TokenとChargeの違いは何ですか?

Tokenは決済方法(カードなど)のセキュアな表現です。クライアント側で作成され、サーバーに送信されます。

Chargeは実際の支払いリクエストです。tokenを使用してサーバー上で作成され、顧客からあなたへのお金を処理します。

考え方: Token = 決済方法、Charge = 支払いリクエスト

なぜtokenを複数回使用できないのですか?

Tokenはセキュリティ上の理由から単一使用です。tokenが再利用できる場合、侵害されたtokenが複数の不正なchargeにつながる可能性があります。

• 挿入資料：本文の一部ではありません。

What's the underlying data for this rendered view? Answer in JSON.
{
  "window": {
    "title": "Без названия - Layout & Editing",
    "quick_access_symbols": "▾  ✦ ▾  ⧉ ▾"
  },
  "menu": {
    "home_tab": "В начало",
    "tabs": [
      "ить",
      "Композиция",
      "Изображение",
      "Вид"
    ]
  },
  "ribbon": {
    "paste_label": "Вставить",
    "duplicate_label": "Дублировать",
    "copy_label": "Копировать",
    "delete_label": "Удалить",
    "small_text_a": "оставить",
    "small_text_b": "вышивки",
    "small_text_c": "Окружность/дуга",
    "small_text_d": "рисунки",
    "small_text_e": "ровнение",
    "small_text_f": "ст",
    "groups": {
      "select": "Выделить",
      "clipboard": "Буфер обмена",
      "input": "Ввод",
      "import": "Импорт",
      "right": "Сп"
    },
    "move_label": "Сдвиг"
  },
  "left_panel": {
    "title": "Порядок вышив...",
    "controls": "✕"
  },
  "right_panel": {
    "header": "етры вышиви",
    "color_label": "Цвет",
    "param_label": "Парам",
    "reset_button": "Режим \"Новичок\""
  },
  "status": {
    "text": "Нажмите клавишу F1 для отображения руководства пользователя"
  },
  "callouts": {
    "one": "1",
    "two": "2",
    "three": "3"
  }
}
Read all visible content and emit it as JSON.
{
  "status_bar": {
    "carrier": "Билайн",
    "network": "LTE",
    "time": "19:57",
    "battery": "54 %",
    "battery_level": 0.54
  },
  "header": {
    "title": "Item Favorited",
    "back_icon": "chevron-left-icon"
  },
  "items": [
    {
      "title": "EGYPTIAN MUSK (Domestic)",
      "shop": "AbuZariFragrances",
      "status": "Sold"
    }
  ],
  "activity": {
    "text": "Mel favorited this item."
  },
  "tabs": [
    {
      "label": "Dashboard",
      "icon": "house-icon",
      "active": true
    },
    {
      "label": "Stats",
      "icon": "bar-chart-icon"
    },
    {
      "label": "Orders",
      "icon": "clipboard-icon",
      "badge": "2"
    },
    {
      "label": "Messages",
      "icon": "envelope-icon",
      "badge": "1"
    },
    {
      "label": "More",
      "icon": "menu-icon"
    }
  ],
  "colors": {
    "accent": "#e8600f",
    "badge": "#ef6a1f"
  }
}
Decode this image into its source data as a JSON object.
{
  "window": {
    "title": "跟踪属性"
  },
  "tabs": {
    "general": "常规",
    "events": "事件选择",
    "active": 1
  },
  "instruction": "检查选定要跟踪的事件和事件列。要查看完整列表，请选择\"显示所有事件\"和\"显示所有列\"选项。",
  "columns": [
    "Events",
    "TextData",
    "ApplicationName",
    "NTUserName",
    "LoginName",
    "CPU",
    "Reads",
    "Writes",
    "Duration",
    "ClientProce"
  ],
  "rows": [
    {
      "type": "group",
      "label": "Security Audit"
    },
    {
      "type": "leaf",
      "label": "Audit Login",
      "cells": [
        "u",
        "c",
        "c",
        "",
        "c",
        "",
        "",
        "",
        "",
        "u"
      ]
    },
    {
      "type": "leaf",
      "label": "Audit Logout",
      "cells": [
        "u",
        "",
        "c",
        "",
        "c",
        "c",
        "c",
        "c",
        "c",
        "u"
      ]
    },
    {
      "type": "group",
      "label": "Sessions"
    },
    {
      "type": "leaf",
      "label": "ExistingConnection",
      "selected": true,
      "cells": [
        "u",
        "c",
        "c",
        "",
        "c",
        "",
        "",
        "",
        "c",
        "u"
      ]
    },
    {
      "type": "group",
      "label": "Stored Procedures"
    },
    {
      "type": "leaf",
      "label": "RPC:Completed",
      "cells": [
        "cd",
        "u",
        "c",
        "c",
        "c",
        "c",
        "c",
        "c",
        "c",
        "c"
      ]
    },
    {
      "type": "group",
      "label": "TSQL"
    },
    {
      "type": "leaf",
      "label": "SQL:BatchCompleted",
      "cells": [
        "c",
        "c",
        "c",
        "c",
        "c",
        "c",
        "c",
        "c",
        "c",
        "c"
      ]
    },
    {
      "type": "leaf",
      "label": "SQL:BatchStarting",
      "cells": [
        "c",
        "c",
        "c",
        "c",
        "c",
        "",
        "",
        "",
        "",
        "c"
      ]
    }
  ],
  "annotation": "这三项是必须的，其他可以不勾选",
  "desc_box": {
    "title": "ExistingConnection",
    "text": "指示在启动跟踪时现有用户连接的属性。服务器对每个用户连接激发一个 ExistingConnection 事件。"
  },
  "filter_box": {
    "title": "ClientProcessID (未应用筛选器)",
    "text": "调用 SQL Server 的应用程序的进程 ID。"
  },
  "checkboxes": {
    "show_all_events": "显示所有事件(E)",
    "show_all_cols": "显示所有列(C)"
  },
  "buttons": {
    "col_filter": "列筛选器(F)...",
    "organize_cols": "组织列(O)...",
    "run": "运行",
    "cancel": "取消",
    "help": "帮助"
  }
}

継続的な決済の場合は、Customerオブジェクトを作成し、カードをそれに紐付けます。その後、新しいtokenを作成せずに、customerに複数回chargeできます。

Chargeが失敗するとどうなりますか?

失敗したchargeは、決済が失敗した理由の詳細を含むエラーを返します:

  • 残高不足
  • 無効なカード番号
  • 発行者によるカード拒否
  • 期限切れのカード

Chargeオブジェクトにはstatus: "failed"があり、理由を説明するfailure_codefailure_messageが含まれます。

非同期決済が完了したことをどのように知ることができますか?

代替決済方法(PromptPay、モバイルバンキングなど)の場合、webhookを使用して決済完了時に通知を受け取ります。

サーバー上でwebhookエンドポイントを設定し、Omiseダッシュボードで設定します。決済ステータスが変更されると、OmiseがエンドポイントにイベントデータをPOSTします。

Webhookについて学ぶ →

事前承認されたchargeを部分的にキャプチャできますか?

はい! 承認された金額より少ない金額をキャプチャできます:

// ฿1,000を承認
omise.charges.create({
amount: 100000,
currency: 'thb',
card: token,
capture: false
});

// ฿500のみキャプチャ
omise.charges.capture('chrg_123', {
capture_amount: 50000
});

キャプチャされなかった金額は自動的に解放されます。

SourceとTokenの違いは何ですか?
  • Token: カード決済に使用、クライアント側で作成、単一使用
  • Source: 代替決済方法(PromptPay、QR、バンキング)に使用、決済指示を含む場合があり、顧客のアクションが必要な場合があります

どちらも決済方法を表しますが、sourceはより複雑な決済フローを処理します。